Tout juste sorti d’un cursus de langues étrangères appliquées, le jeune homme de 23 ans, féru de la linguistique, tombe rapidement sous le charme de la vie berlinoise, « vivante et attachante. Ce qui me plaisait le plus, c’était le caractère insulaire de la ville. Nous étions coupés de tout. Isolés. Il fallait trouver des solutions pour se divertir, pour vivre. » Aujourd’hui, cela fait plus de 30 ans qu’il est immergé dans la culture berlinoise.
La première plateforme numérique européenne destinée aux langues
En parallèle de son poste d’assistant, cet originaire de l’île de Groix débute des travaux de traducteur et d’interprète freelance. Peu de temps après, il est convoqué pour son service militaire. « J’ai d’abord été affecté à l’infanterie en tant que grenadier. Mais bon, la perspective de me faire rouler dessus par des chars d’assaut ne me tentait pas plus que ça, » livre-t-il en souriant. Le jeune expatrié parvient alors à se faire enrôler comme interprète au cabinet du général François Cann.
J’ai vécu les coulisses de la Guerre Froide. Des rapports d’agents secrets sont passés sous mon nez. On devait les traduire, mais… on n’était pas censé les comprendre.
Lors de la chute du mur, le soir du 9 novembre 1989, Xavier est en Angleterre. Quelques semaines plus tard, il décide de retourner à Berlin. Pour s’y installer. Durablement. « J’avais vu Berlin Ouest. Maintenant, je voulais absolument découvrir Berlin Est. » Le Français décroche alors un poste à la prestigieuse Humboldt Universität, la plus ancienne des trois universités de la ville.

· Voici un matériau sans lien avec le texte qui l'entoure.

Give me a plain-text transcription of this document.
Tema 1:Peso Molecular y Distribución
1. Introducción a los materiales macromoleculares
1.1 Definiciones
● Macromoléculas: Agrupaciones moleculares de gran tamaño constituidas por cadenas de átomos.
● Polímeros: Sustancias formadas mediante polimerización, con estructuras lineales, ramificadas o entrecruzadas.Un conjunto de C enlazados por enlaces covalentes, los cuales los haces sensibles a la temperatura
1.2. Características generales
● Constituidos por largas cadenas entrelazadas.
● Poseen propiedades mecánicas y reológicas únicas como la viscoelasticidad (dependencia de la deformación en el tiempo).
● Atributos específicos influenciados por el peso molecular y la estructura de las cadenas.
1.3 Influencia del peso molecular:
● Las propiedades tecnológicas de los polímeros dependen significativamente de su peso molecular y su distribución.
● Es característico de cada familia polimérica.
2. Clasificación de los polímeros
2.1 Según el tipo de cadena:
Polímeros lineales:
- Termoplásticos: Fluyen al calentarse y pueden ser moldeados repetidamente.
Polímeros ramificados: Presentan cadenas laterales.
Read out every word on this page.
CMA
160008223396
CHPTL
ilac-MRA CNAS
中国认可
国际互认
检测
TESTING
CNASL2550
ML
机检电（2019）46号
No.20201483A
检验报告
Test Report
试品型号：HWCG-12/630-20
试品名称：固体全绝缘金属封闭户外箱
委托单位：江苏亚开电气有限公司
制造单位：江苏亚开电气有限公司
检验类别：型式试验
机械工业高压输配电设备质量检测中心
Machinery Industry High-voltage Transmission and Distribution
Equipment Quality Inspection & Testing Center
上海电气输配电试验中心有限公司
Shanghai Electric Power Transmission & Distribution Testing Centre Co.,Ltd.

Dans la touffeur de la réunification, s’en suit une période difficile, marquée par de nombreuses suppressions de postes. Pour pallier cetterestructuration, une idée lui vient à l’esprit.Xavier puise dans les notions d’informatiques héritées de sa mère afin de créer une plateforme de cours de langues en ligne. « À l’époque, Internet, on ne savait pas ce que c’était. C’était vraiment les balbutiements. On inventait tout car on partait de rien. On travaillait nuit et jour, avec un seul ordinateur pour tout le département. »
En 1996, « Francopolis » et « Germanopolis » voient le jour, donnant ensuite naissance à «Linguapolis», la première plateforme numérique en Europe destinée à l’enseignement des langues. Le principe est simple : offrir la possibilité aux étudiants de jongler, en parfaite autonomie, entre un cours de français, d’allemand, d’espagnol, ou encore plus étonnant, de swahili. À l’époque, le concept est novateur. Des millions de curieux assoiffés de connaissances se rendent chaque mois sur le site. Le projet est d’ailleurs récompensé en 2004 par le label européen des langues.
Favoriser la complémentarité entre les étudiants
Donner l’occasion aux élèves de pratiquer, de s’entraîner, voilà l’intention de « Linguapolis ». « Aujourd’hui, cela reste l’un des sites les plus visités de l’Université», précise-t-il. A noter que la plateforme est désormais uniquement accessible aux étudiants de Humboldt. Mais comment offrir plus aux étudiants ? Cette question, Xavier se la pose tous les jours. « Je cherche toujours des approches différentes pour eux. On a une certaine manière, plus classique, d’enseigner les langues, mais il existe d’autres moyens, avec la littérature, les films, les bandes dessinées, par exemple.»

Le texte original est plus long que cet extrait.